You may be thinking, that’s ok I can just delete my account and all the data so I can never be affected, well unfortunately not. The issue is that backup copies of the vault data was stolen, which means that deleting your data won’t help as the attackers have a copy of your vault. They can crack your vault and if your passwords are the same, they can login to all your accounts. Even if you delete your account and migrate to a different password manager, you still need to change all your passwords for all accounts saved in your vault.

The communication

As previously mentioned, I have found the communication released by Last Pass to be disingenuous and misleading. They are stating vaults are safe if we have followed password best practice but this is not the case as some parts of the vaults are not encrypted and so some of the information could already be accessible to the attackers. If you use a weak password for your vault then all your information may already be compromised. I really feel that the impact to customer’s is being downplayed, as when you consider the type of information Last Pass encourages you to store in its platform, it could result in considerable harm to individuals.

The decision

Initially I had considered staying with Last Pass, I decided if I changed all my passwords and ensured I was using a 2FA app for all accounts where it’s supported even if my vault was decrypted in the future the impact to me would be minimal.

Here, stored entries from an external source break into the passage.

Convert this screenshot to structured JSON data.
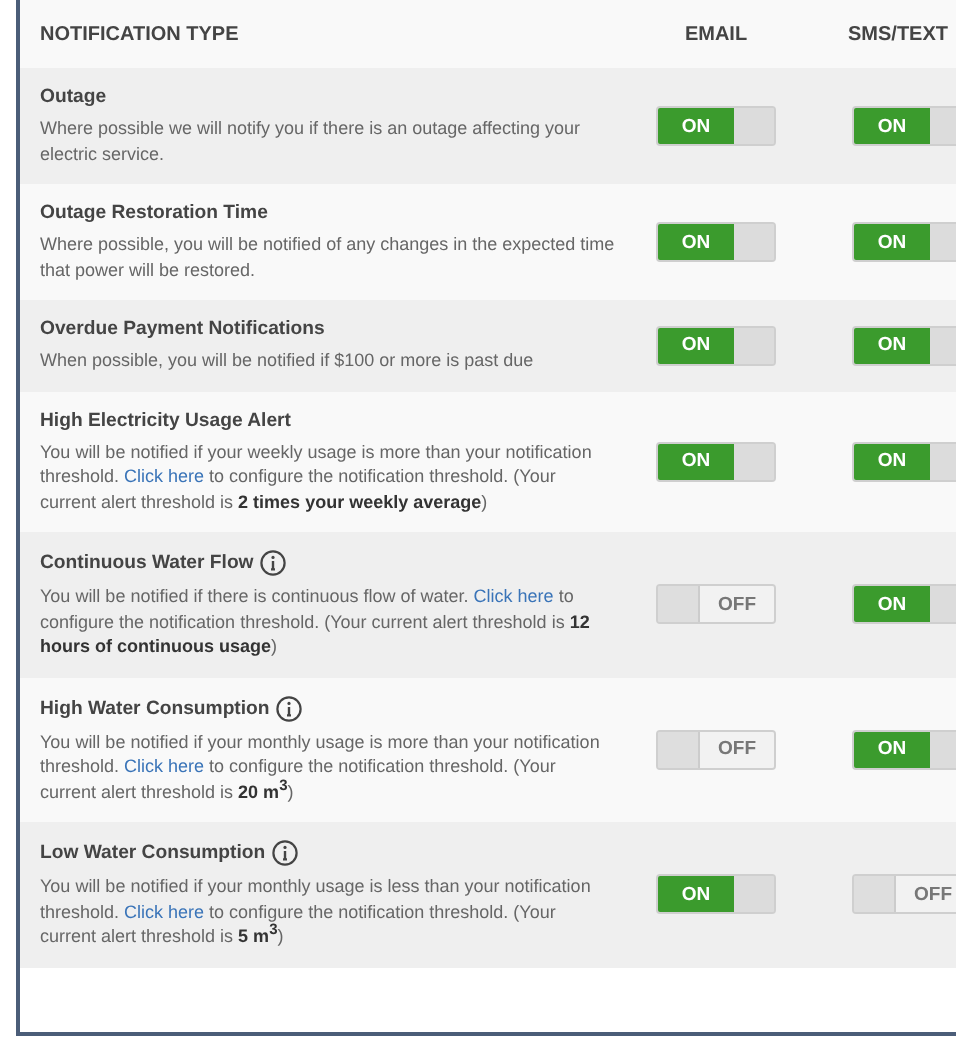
{
  "header": {
    "type": "NOTIFICATION TYPE",
    "email": "EMAIL",
    "sms": "SMS/TEXT"
  },
  "rows": [
    {
      "title": "Outage",
      "info": false,
      "description": [
        {
          "kind": "text",
          "text": "Where possible we will notify you if there is an outage affecting your electric service."
        }
      ],
      "email": {
        "on": true,
        "label": "ON"
      },
      "sms": {
        "on": true,
        "label": "ON"
      }
    },
    {
      "title": "Outage Restoration Time",
      "info": false,
      "description": [
        {
          "kind": "text",
          "text": "Where possible, you will be notified of any changes in the expected time that power will be restored."
        }
      ],
      "email": {
        "on": true,
        "label": "ON"
      },
      "sms": {
        "on": true,
        "label": "ON"
      }
    },
    {
      "title": "Overdue Payment Notifications",
      "info": false,
      "description": [
        {
          "kind": "text",
          "text": "When possible, you will be notified if $100 or more is past due"
        }
      ],
      "email": {
        "on": true,
        "label": "ON"
      },
      "sms": {
        "on": true,
        "label": "ON"
      }
    },
    {
      "title": "High Electricity Usage Alert",
      "info": false,
      "description": [
        {
          "kind": "text",
          "text": "You will be notified if your weekly usage is more than your notification threshold. "
        },
        {
          "kind": "link",
          "text": "Click here"
        },
        {
          "kind": "text",
          "text": " to configure the notification threshold. (Your current alert threshold is **2 times your weekly average**)"
        }
      ],
      "email": {
        "on": true,
        "label": "ON"
      },
      "sms": {
        "on": true,
        "label": "ON"
      }
    },
    {
      "title": "Continuous Water Flow",
      "info": true,
      "description": [
        {
          "kind": "text",
          "text": "You will be notified if there is continuous flow of water. "
        },
        {
          "kind": "link",
          "text": "Click here"
        },
        {
          "kind": "text",
          "text": " to configure the notification threshold. (Your current alert threshold is **12 hours of continuous usage**)"
        }
      ],
      "email": {
        "on": false,
        "label": "OFF"
      },
      "sms": {
        "on": true,
        "label": "ON"
      }
    },
    {
      "title": "High Water Consumption",
      "info": true,
      "description": [
        {
          "kind": "text",
          "text": "You will be notified if your monthly usage is more than your notification threshold. "
        },
        {
          "kind": "link",
          "text": "Click here"
        },
        {
          "kind": "text",
          "text": " to configure the notification threshold. (Your current alert threshold is **20 m$^{3}$**)"
        }
      ],
      "email": {
        "on": false,
        "label": "OFF"
      },
      "sms": {
        "on": true,
        "label": "ON"
      }
    },
    {
      "title": "Low Water Consumption",
      "info": true,
      "description": [
        {
          "kind": "text",
          "text": "You will be notified if your monthly usage is less than your notification threshold. "
        },
        {
          "kind": "link",
          "text": "Click here"
        },
        {
          "kind": "text",
          "text": " to configure the notification threshold. (Your current alert threshold is **5 m$^{3}$**)"
        }
      ],
      "email": {
        "on": true,
        "label": "ON"
      },
      "sms": {
        "on": false,
        "label": "OFF"
      }
    }
  ]
}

I started updating my accounts and changing passwords, however after 30 minutes the size of the task ahead of me became clear. I had a lot of accounts stored and it was going to take me about 8 hours to change all the passwords! Then I considered that “what if” the full extent of the hack is still not known, and that in a few months time some new information comes to light which means I may need to change all my passwords again!

The thought of spending 8 hours resetting all my accounts then having to do it again in the near future was too much for me. The fact that I believe this is a possibility made me realise that I don’t trust Last Pass, and that I believe the likelihood of the full impact of the hack not being known is quite high.

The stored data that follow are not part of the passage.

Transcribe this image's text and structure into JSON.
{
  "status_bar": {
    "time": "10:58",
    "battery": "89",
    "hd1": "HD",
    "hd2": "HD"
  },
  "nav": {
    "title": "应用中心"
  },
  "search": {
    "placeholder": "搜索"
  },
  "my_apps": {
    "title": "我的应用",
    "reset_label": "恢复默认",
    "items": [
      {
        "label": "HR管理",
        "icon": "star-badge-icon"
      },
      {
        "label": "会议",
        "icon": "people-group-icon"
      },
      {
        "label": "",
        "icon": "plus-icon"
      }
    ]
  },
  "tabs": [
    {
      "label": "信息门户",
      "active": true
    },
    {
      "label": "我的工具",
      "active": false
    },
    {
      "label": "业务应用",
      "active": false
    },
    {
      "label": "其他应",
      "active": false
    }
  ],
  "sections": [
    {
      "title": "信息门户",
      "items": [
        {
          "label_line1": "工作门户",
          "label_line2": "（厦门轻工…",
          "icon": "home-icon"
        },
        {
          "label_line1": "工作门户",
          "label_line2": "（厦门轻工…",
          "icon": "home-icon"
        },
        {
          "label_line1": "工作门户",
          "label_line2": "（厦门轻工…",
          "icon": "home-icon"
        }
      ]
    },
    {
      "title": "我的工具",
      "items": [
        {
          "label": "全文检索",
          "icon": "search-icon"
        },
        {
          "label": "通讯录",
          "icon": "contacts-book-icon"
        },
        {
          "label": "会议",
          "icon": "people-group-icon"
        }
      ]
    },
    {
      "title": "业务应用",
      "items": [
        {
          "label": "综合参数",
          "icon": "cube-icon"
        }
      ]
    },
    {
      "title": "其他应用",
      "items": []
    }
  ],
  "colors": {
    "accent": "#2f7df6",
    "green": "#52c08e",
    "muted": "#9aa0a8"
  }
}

This made me realise I need to move away from Last Pass.

What should you do?

Whether you intend to stay with Last Pass, or migrate to a new password manager, I recommend the following actions.

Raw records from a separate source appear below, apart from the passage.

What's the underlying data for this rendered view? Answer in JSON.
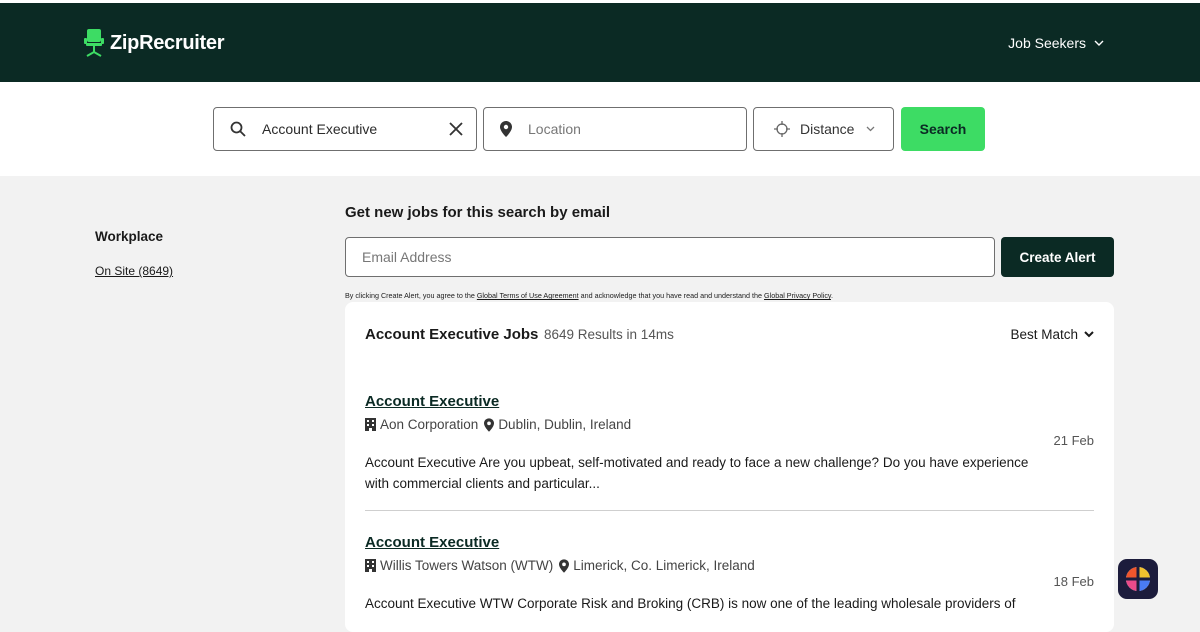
{
  "header": {
    "logo_text": "ZipRecruiter",
    "job_seekers_label": "Job Seekers",
    "brand_color": "#0b2a24",
    "accent_color": "#3ddc64"
  },
  "search": {
    "keyword_value": "Account Executive",
    "location_placeholder": "Location",
    "distance_label": "Distance",
    "search_button": "Search",
    "icons": [
      "search-icon",
      "close-icon",
      "location-pin-icon",
      "crosshair-icon",
      "chevron-down-icon"
    ]
  },
  "sidebar": {
    "title": "Workplace",
    "filters": [
      {
        "label": "On Site (8649)"
      }
    ]
  },
  "alert": {
    "title": "Get new jobs for this search by email",
    "email_placeholder": "Email Address",
    "button": "Create Alert",
    "legal_prefix": "By clicking Create Alert, you agree to the ",
    "terms_link": "Global Terms of Use Agreement",
    "legal_middle": " and acknowledge that you have read and understand the ",
    "privacy_link": "Global Privacy Policy",
    "legal_suffix": "."
  },
  "results": {
    "title": "Account Executive Jobs",
    "count": "8649 Results in 14ms",
    "sort_label": "Best Match",
    "jobs": [
      {
        "title": "Account Executive",
        "company": "Aon Corporation",
        "location": "Dublin, Dublin, Ireland",
        "date": "21 Feb",
        "description": "Account Executive Are you upbeat, self-motivated and ready to face a new challenge? Do you have experience with commercial clients and particular..."
      },
      {
        "title": "Account Executive",
        "company": "Willis Towers Watson (WTW)",
        "location": "Limerick, Co. Limerick, Ireland",
        "date": "18 Feb",
        "description": "Account Executive WTW Corporate Risk and Broking (CRB) is now one of the leading wholesale providers of"
      }
    ]
  }
}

  • Change your Last Pass master password and enable 2FA on your vault.
  • Go through every account saved in your vault, change the password and enable 2FA if available. Prioritise by importance, for example email, banking, social media and any website where you have your credit card details stored such as Amazon, PayPal or EBay.
  • Any accounts you no longer use should be closed and deleted. Some websites allow you delete your account from within your account page via their website, however some require you to contact them and request it be closed and your data deleted.
  • Any notes stored in your vault will be in plain text so if these fields contained sensitive or important information assume this is compromised and act accordingly.
  • Assume any secure notes you created and the information stored in these will eventually be compromised. For example if you have stored crypto currency keys, you need to create new wallets and move your coins, or if they contain information related to health care, banking, insurance etc, consider how this could be used if known, then contact the providers and ask how you can be protected from future theft or fraud.
  • Don’t use Last Pass for high value accounts. Store the details for these accounts somewhere else such as an encrypted USB.

If you are affected I hope this has been useful, I know the commitment and time required to reset every account however this is the only way to reduce the likelihood of future theft or fraud linked to this hack. I’ll post a blog soon on where I migrated to, how I did it, and how to delete your Last Pass account.